Ловим себя на том, что ждем дверного звонка или стука в дверь, который возвестит, что пришел новый автор дописать нашу историю – хотя прекрасно знаем, что автор заходит не через дверь, он просто появляется, и даже не так, мы не видим, не слышим его, мы просто знаем, что он есть.
…дальнейшее освоение рассказа не представляется возможным – за долгие годы, пока рассказ никто не писал, герои сами приспособились к жизни в рассказе, и если кто-то попытается перекроить их судьбу, незадачливому автору не поздоровится…
Унисонник в Пегастре
– Вы такой-то? – называют мою фамилию.
Киваю:
– Да, это я.
– Вас убили, – говорят мне.
Я уже ничему не удивляюсь – с того момента, как прихожу домой, вижу столпотворение людей в форме, что они пишут, что они обшаривают, что они ищут, что им вообще надо, это чей дом в конце-то концов, мой или их…
Не выдерживаю:
– Чему обязан?
И вот здесь уже:
– Вы такой-то?
И —
– Вас убили.
Хочу тут же парировать, что ничего меня не убили, вот он я, живой-здоровый, сами посмотрите – не парирую, буквально натыкаюсь на собственный труп на ковре в гостиной, на мне домашний халат и тапочки, череп раскроен пепельницей, что за черт… Наклоняюсь к себе, тормошу, еще надеюсь, что я встану, – понимаю, что надеяться не на что.
– Как вы это объясните?
Понимаю, что мы это спрашиваем одновременно. Я и человек в форме. Смотрим друг на друга, ищем какие-то ответы, которых нет.

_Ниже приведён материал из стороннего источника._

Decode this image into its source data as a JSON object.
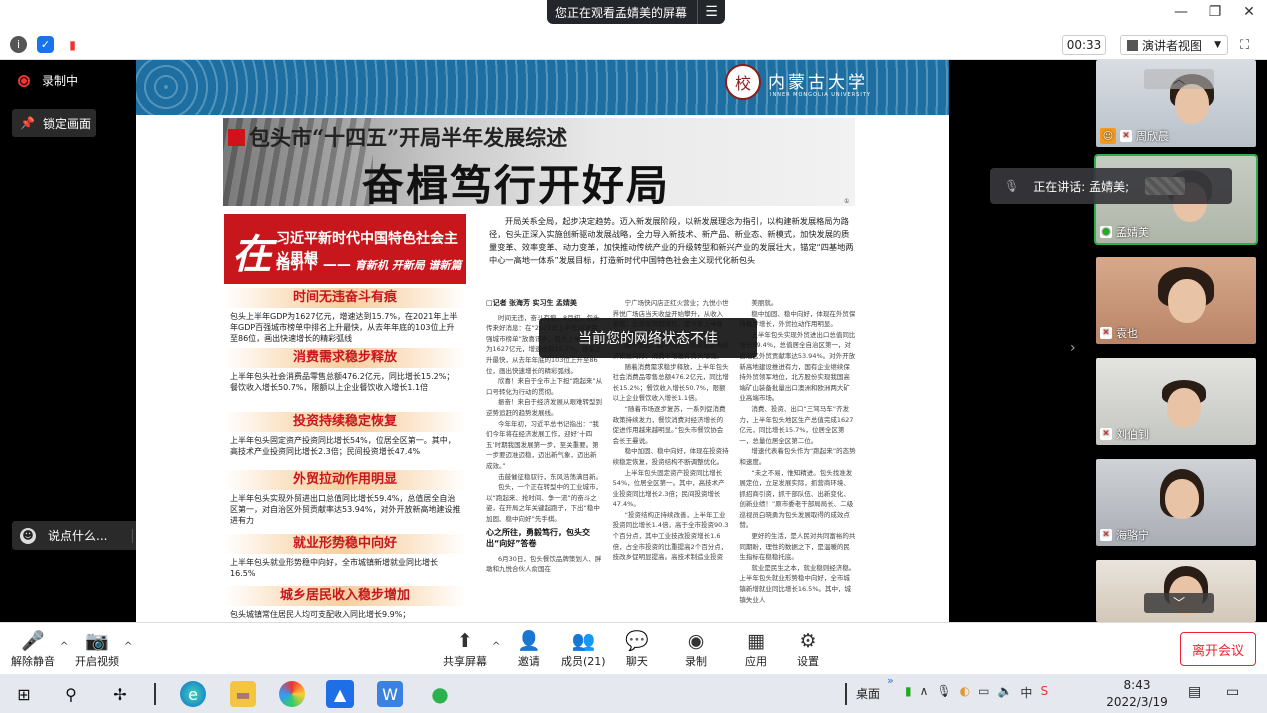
{
  "titlebar": {
    "share_text": "您正在观看孟婧美的屏幕",
    "menu_glyph": "☰",
    "minimize": "—",
    "restore": "❐",
    "close": "✕"
  },
  "toolbar": {
    "timer": "00:33",
    "view_label": "演讲者视图",
    "view_caret": "▼",
    "fullscreen_glyph": "⛶"
  },
  "left": {
    "recording": "录制中",
    "lock_screen": "锁定画面",
    "say_something": "说点什么...",
    "say_arrow": "‹"
  },
  "share": {
    "university": "内蒙古大学",
    "university_en": "INNER MONGOLIA UNIVERSITY",
    "subtitle": "包头市“十四五”开局半年发展综述",
    "headline": "奋楫笃行开好局",
    "page_marker": "①",
    "red_box": {
      "zai": "在",
      "line1": "习近平新时代中国特色社会主义思想",
      "line2": "指引下 ——",
      "line2_slogan": "育新机 开新局 谱新篇"
    },
    "sections": [
      {
        "title": "时间无违奋斗有痕",
        "body": "包头上半年GDP为1627亿元，增速达到15.7%，在2021年上半年GDP百强城市榜单中排名上升最快，从去年年底的103位上升至86位，画出快速增长的精彩弧线"
      },
      {
        "title": "消费需求稳步释放",
        "body": "上半年包头社会消费品零售总额476.2亿元，同比增长15.2%；餐饮收入增长50.7%，限额以上企业餐饮收入增长1.1倍"
      },
      {
        "title": "投资持续稳定恢复",
        "body": "上半年包头固定资产投资同比增长54%，位居全区第一。其中，高技术产业投资同比增长2.3倍；民间投资增长47.4%"
      },
      {
        "title": "外贸拉动作用明显",
        "body": "上半年包头实现外贸进出口总值同比增长59.4%，总值居全自治区第一，对自治区外贸贡献率达53.94%，对外开放新高地建设推进有力"
      },
      {
        "title": "就业形势稳中向好",
        "body": "上半年包头就业形势稳中向好，全市城镇新增就业同比增长16.5%"
      },
      {
        "title": "城乡居民收入稳步增加",
        "body": "包头城镇常住居民人均可支配收入同比增长9.9%；"
      }
    ],
    "intro": "开局关系全局，起步决定趋势。迈入新发展阶段，以新发展理念为指引，以构建新发展格局为路径，包头正深入实施创新驱动发展战略，全力导入新技术、新产品、新业态、新模式，加快发展的质量变革、效率变革、动力变革，加快推动传统产业的升级转型和新兴产业的发展壮大，锚定“四基地两中心一高地一体系”发展目标，打造新时代中国特色社会主义现代化新包头",
    "col1_byline": "□记者 张海芳 实习生 孟婧美",
    "col1_p1": "时间无违，奋斗有痕。8月初，包头传来好消息：在“2021年上半年GDP百强城市榜单”放喜讯中，包头上半年GDP为1627亿元，增速达到15.7%，排名上升最快，从去年年底的103位上升至86位，画出快速增长的精彩弧线。",
    "col1_p2": "欣喜！来自于全市上下担“跑起来”从口号转化为行动的贯彻。",
    "col1_p3": "振奋！来自于经济发展从艰难转型到逆势追赶的趋势发展线。",
    "col1_p4": "今年年初，习近平总书记指出：“我们今年将在经济发展工作，迎好‘十四五’时期我国发展第一步，至关重要。第一步要迈准迈稳，迈出新气象，迈出新成效。”",
    "col1_p5": "击鼓催征稳驭行，东风浩荡满目新。",
    "col1_p6": "包头，一个正在转型中的工业城市，以“跑起来、抢时间、争一流”的奋斗之姿，在开局之年关键起跑子，下出“稳中加固、稳中向好”先手棋。",
    "col1_sub": "心之所往，勇毅笃行，包头交出“向好”答卷",
    "col1_p7": "6月30日，包头餐饮品牌策划人、胖墩和九悦合伙人俞国在",
    "col2_p1": "宁广场快闪店正红火营业；九悦小世界悦广场店当天收益开始攀升，从收入来看，比去年同期增加，是今年上半年包头经济稳中加固、稳中向好的缩影。",
    "col2_p2": "稳中加固、稳中向好，体现在服务经济恢复向好，消费市场复苏势头增强。",
    "col2_p3": "随着消费需求稳步释放，上半年包头社会消费品零售总额476.2亿元，同比增长15.2%；餐饮收入增长50.7%，限额以上企业餐饮收入增长1.1倍。",
    "col2_p4": "“随着市场逐步复苏，一系列促消费政策持续发力，餐饮消费对经济增长的促进作用越来越明显。”包头市餐饮协会会长王曼说。",
    "col2_p5": "稳中加固、稳中向好，体现在投资持续稳定恢复，投资结构不断调整优化。",
    "col2_p6": "上半年包头固定资产投资同比增长54%，位居全区第一。其中，高技术产业投资同比增长2.3倍；民间投资增长47.4%。",
    "col2_p7": "“投资结构正持续改善，上半年工业投资同比增长1.4倍，高于全市投资90.3个百分点，其中工业技改投资增长1.6倍，占全市投资的比重提高2个百分点，技改乡促明显提高。高技术制造业投资",
    "col3_p1": "美丽就。",
    "col3_p2": "稳中加固、稳中向好，体现在外贸保持稳步增长，外贸拉动作用明显。",
    "col3_p3": "上半年包头实现外贸进出口总值同比增长59.4%，总值居全自治区第一，对自治区外贸贡献率达53.94%。对外开放新高地建设推进有力，国有企业继续保持外贸领军地位，北方股份实现我国高端矿山装备批量出口澳洲和欧洲两大矿业高端市场。",
    "col3_p4": "消费、投资、出口“三驾马车”齐发力，上半年包头地区生产总值完成1627亿元，同比增长15.7%，位居全区第一，总量位居全区第二位。",
    "col3_p5": "增速代表着包头作为“跑起来”的态势和速度。",
    "col3_p6": "“未之不易，惟知精进。包头找准发展定位，立足发展实际，抓营商环境、抓招商引资，抓干部队伍、出新变化、创新业绩！”原市委老干部局局长、二级巡视员白晓勇为包头发展取得的成效点赞。",
    "col3_p7": "更好的生活，是人民对共同富裕的共同期盼，理性的数据之下，是温暖的民生指标在稳稳托底。",
    "col3_p8": "就业是民生之本，就业稳则经济稳。上半年包头就业形势稳中向好，全市城镇新增就业同比增长16.5%。其中，城镇失业人"
  },
  "network_message": "当前您的网络状态不佳",
  "speaking": {
    "label": "正在讲话: 孟婧美;"
  },
  "participants": [
    {
      "name": "周欣晨",
      "mic": "muted",
      "has_avatar": true
    },
    {
      "name": "孟婧美",
      "mic": "on",
      "has_avatar": false
    },
    {
      "name": "袁也",
      "mic": "muted",
      "has_avatar": false
    },
    {
      "name": "刘伯钊",
      "mic": "muted",
      "has_avatar": false
    },
    {
      "name": "海骆宁",
      "mic": "muted",
      "has_avatar": false
    }
  ],
  "plist_up": "︿",
  "plist_down": "﹀",
  "collapse_glyph": "›",
  "meeting_bar": {
    "unmute": "解除静音",
    "video": "开启视频",
    "share_screen": "共享屏幕",
    "invite": "邀请",
    "members": "成员(21)",
    "chat": "聊天",
    "record": "录制",
    "apps": "应用",
    "settings": "设置",
    "leave": "离开会议",
    "caret": "^"
  },
  "taskbar": {
    "desktop": "桌面",
    "tray_more": "»",
    "time": "8:43",
    "date": "2022/3/19",
    "ime": "中"
  }
}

– Когда вы вышли из дома? – спрашивает следователь, я вижу – спрашивает, чтобы хоть что-нибудь спросить, потому что, черт возьми, надо же что-то делать.

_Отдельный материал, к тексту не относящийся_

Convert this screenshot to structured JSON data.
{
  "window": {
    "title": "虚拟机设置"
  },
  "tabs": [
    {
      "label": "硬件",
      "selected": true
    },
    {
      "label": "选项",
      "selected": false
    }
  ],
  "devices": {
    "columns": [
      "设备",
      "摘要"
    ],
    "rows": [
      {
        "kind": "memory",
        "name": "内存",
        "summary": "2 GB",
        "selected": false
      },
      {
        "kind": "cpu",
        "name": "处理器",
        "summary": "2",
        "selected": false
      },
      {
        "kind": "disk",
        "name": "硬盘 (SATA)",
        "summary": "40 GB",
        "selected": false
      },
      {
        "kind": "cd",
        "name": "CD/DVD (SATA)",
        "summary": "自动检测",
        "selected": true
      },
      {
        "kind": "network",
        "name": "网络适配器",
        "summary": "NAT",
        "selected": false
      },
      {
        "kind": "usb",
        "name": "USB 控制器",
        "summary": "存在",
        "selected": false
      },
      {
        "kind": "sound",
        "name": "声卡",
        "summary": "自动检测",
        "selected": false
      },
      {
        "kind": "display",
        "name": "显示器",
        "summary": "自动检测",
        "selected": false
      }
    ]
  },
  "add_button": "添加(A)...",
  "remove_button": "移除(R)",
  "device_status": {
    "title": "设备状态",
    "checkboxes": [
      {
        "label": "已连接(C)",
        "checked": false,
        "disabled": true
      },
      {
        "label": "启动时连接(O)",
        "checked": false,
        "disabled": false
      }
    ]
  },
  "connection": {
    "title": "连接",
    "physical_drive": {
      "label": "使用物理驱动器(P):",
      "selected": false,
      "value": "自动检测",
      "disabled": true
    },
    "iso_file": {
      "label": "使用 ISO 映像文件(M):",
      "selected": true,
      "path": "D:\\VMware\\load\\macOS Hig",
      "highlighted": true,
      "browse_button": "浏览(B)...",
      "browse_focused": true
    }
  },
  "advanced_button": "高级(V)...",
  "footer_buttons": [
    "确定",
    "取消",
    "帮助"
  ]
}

– Э-э-э… около шести было… Я тут спохватился, что чай кончился, а без чая сами знаете, невесело как-то…
Перебираю пачку чая в руках, как доказательство, что да, за чаем ходил, до ближайшей лавочки, могу чек… нет, не могу, чеков у нас не пробивают, и видеокамер нет, и свиде… и свидетелей нет, у нас все по-простому, взял чай и оставил деньги, потому что продавец незнамо где… так что алиби у меня нет, и… и какое еще алиби, вы о чем…
Тихонько посмеиваюсь:
– Вы же не считаете, что это я его… себя… его убил?
Следователь внимательно разглядывает пепельницу, ищет что-то, как будто сам не знает, что, вскидывает голову:
– Отпечатки ваши… будьте добры…
Холодок по спине.
– Так тут на всем мои отпечатки, как же без этого…
– Пожалуй, вы правы… кроме ваших пальчиков тут других и нет…
Говорю, сам пугаюсь своих слов:
– Убийца, наверное, в перчатках был… ну… чтобы пальчики свои не оставить…
– Возможно…
Снова молчим, снова смотрим друг на друга, чувствуем, как нелепо и бессмысленно то, что происходит, безумие какое-то…
– Вы… вы знали этого человека? – следователь давится вопросом, сам понимает, какую нелепость сморозил.
– Ну, как же мне самого себя не знать… – усмехаюсь, – еще как… И нет, брата-близнеца у меня не было…
Смотрю, как уносят меня, все еще пытаюсь понять, что происходит, все еще не могу. Проще сказать себе, что ничего не было, мне показалось, померещилось, что угодно, только не…
Уже даже и не вспоминаю про чай, какой тут чай, какое тут что, когда…
– …знаете, я что у вас нашел…
Это уже потом.
А сначала:
– Родуэлл… вы же вроде… писатель?
Меня передергивает от этого – вроде, мог бы и не напоминать про это вот вроде, автор, которого знают полтора человека…
Все верно.
А вот уже потом, когда выпили со следователем по чашке чая, когда, казалось, ничего не предвещало беды…
– Знаете, что я нашел…
Холодеют руки, так и думал, что это еще не все, что в доме окажется еще что-то такое, чего здесь быть не должно…
– Взгляните… – толстая книга падает мне на колени, вижу свою фамилию на обложке.